Também muito ferido e revoltado fiquei eu, no dia 8 de Setembro, ao saber da morte por estrangulamento, em São João da Madeira, da Irmã Maria Antónia de Pinho Guerra, da Congregação das Servas de Maria Ministras dos Enfermos. Era a “freira da moto”, a “freira radical”, a “verdadeira apóstola das periferias”, de um “sorriso simples e belo, na sua presença solidária e cristã”. O mundo está a arder e o ser humano a transformar-se num animal. A violência está a destruir o mundo e o ser humano. Vamos salvar o ser humano!

Numa cultura de prazer e sensações seduzidas, numa cultura consumista, numa cultura que proclama a liberdade entendida como autonomia que a ninguém presta contas, numa cultura onde a aspiração máxima é devorar avidamente tudo o que se apresenta, numa cultura que divide a sociedade em ganhadores e perdedores, numa cultura injusta, numa cultura onde a violência impera e faz vítimas fatais todos os dias e a toda a hora, actualiza-se o apelo da canção de Michael Jackson: Cura o mundo/, faz dele um lugar melhor/ para ti e para mim/ e toda a raça humana.
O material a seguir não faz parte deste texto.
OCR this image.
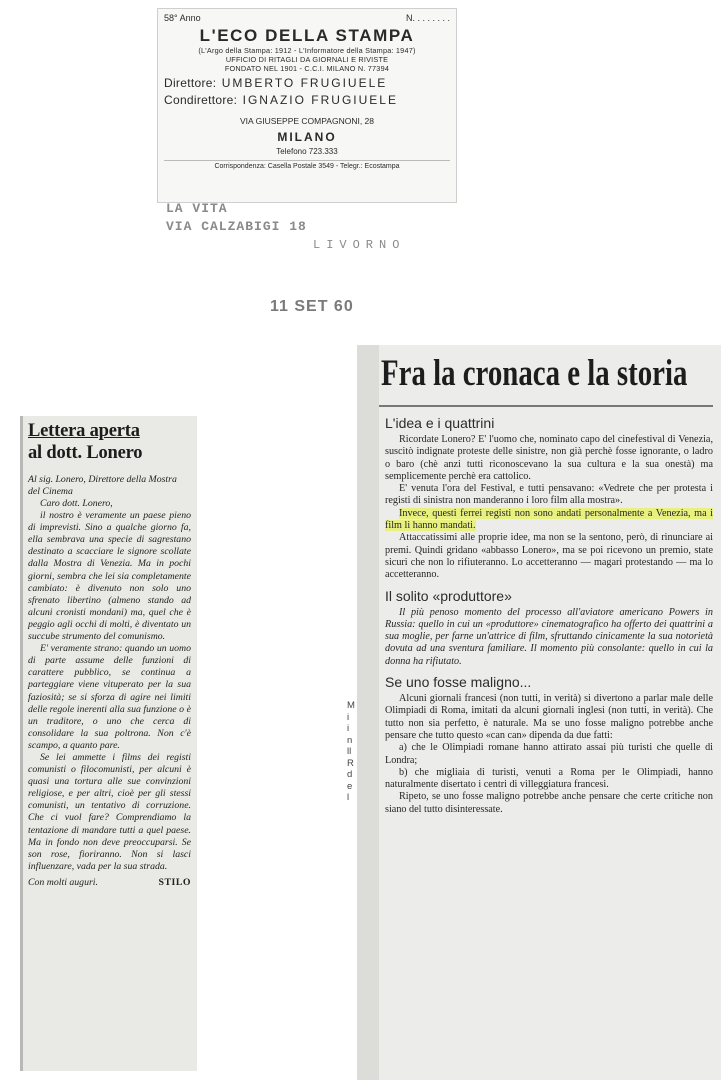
58° Anno	N. . . . . . . .
L'ECO DELLA STAMPA
(L'Argo della Stampa: 1912 - L'Informatore della Stampa: 1947)
UFFICIO DI RITAGLI DA GIORNALI E RIVISTE
FONDATO NEL 1901 - C.C.I. MILANO N. 77394
Direttore: UMBERTO FRUGIUELE
Condirettore: IGNAZIO FRUGIUELE
VIA GIUSEPPE COMPAGNONI, 28
MILANO
Telefono 723.333
Corrispondenza: Casella Postale 3549 - Telegr.: Ecostampa
LA VITA
VIA CALZABIGI 18
LIVORNO
11 SET 60
Lettera aperta
al dott. Lonero
Al sig. Lonero, Direttore della Mostra del Cinema

Caro dott. Lonero,

il nostro è veramente un paese pieno di imprevisti. Sino a qualche giorno fa, ella sembrava una specie di sagrestano destinato a scacciare le signore scollate dalla Mostra di Venezia. Ma in pochi giorni, sembra che lei sia completamente cambiato: è divenuto non solo uno sfrenato libertino (almeno stando ad alcuni cronisti mondani) ma, quel che è peggio agli occhi di molti, è diventato un succube strumento del comunismo.

E' veramente strano: quando un uomo di parte assume delle funzioni di carattere pubblico, se continua a parteggiare viene vituperato per la sua faziosità; se si sforza di agire nei limiti delle regole inerenti alla sua funzione o è un traditore, o uno che cerca di consolidare la sua poltrona. Non c'è scampo, a quanto pare.

Se lei ammette i films dei registi comunisti o filocomunisti, per alcuni è quasi una tortura alle sue convinzioni religiose, e per altri, cioè per gli stessi comunisti, un tentativo di corruzione. Che ci vuol fare? Comprendiamo la tentazione di mandare tutti a quel paese. Ma in fondo non deve preoccuparsi. Se son rose, fioriranno. Non si lasci influenzare, vada per la sua strada.

Con molti auguri.	STILO
M
i
i
n
ll
R
d
e
l
Fra la cronaca e la storia
L'idea e i quattrini

Ricordate Lonero? E' l'uomo che, nominato capo del cinefestival di Venezia, suscitò indignate proteste delle sinistre, non già perchè fosse ignorante, o ladro o baro (chè anzi tutti riconoscevano la sua cultura e la sua onestà) ma semplicemente perchè era cattolico.

E' venuta l'ora del Festival, e tutti pensavano: «Vedrete che per protesta i registi di sinistra non manderanno i loro film alla mostra».

Invece, questi ferrei registi non sono andati personalmente a Venezia, ma i film li hanno mandati.

Attaccatissimi alle proprie idee, ma non se la sentono, però, di rinunciare ai premi. Quindi gridano «abbasso Lonero», ma se poi ricevono un premio, state sicuri che non lo rifiuteranno. Lo accetteranno — magari protestando — ma lo accetteranno.

Il solito «produttore»

Il più penoso momento del processo all'aviatore americano Powers in Russia: quello in cui un «produttore» cinematografico ha offerto dei quattrini a sua moglie, per farne un'attrice di film, sfruttando cinicamente la sua notorietà dovuta ad una sventura familiare. Il momento più consolante: quello in cui la donna ha rifiutato.

Se uno fosse maligno...

Alcuni giornali francesi (non tutti, in verità) si divertono a parlar male delle Olimpiadi di Roma, imitati da alcuni giornali inglesi (non tutti, in verità). Che tutto non sia perfetto, è naturale. Ma se uno fosse maligno potrebbe anche pensare che tutto questo «can can» dipenda da due fatti:

a) che le Olimpiadi romane hanno attirato assai più turisti che quelle di Londra;

b) che migliaia di turisti, venuti a Roma per le Olimpiadi, hanno naturalmente disertato i centri di villeggiatura francesi.

Ripeto, se uno fosse maligno potrebbe anche pensare che certe critiche non siano del tutto disinteressate.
Tomás Halik, uma figura emblemática da chamada “Igreja do Silêncio”, publicou em 2008 um livro intitulado: O meu Deus é um Deus ferido. Quer-me parecer que hoje Deus está ainda mais ferido, porque a Natureza está a ser destruída, o Ser humano está a morrer por se deixar desumanizar. O Papa Francisco escreveu na Carta Encíclica Laudato si: Vivemos já muito tempo na degradação moral, baldando-nos à ética, à bondade, à fé, à honestidade; chegou o momento de reconhecer que esta alegre superficialidade de pouco nos serviu (nº 229).

Tratemos de curar o mundo, porque “ao tocar nas feridas do mundo, tocamos em Deus”.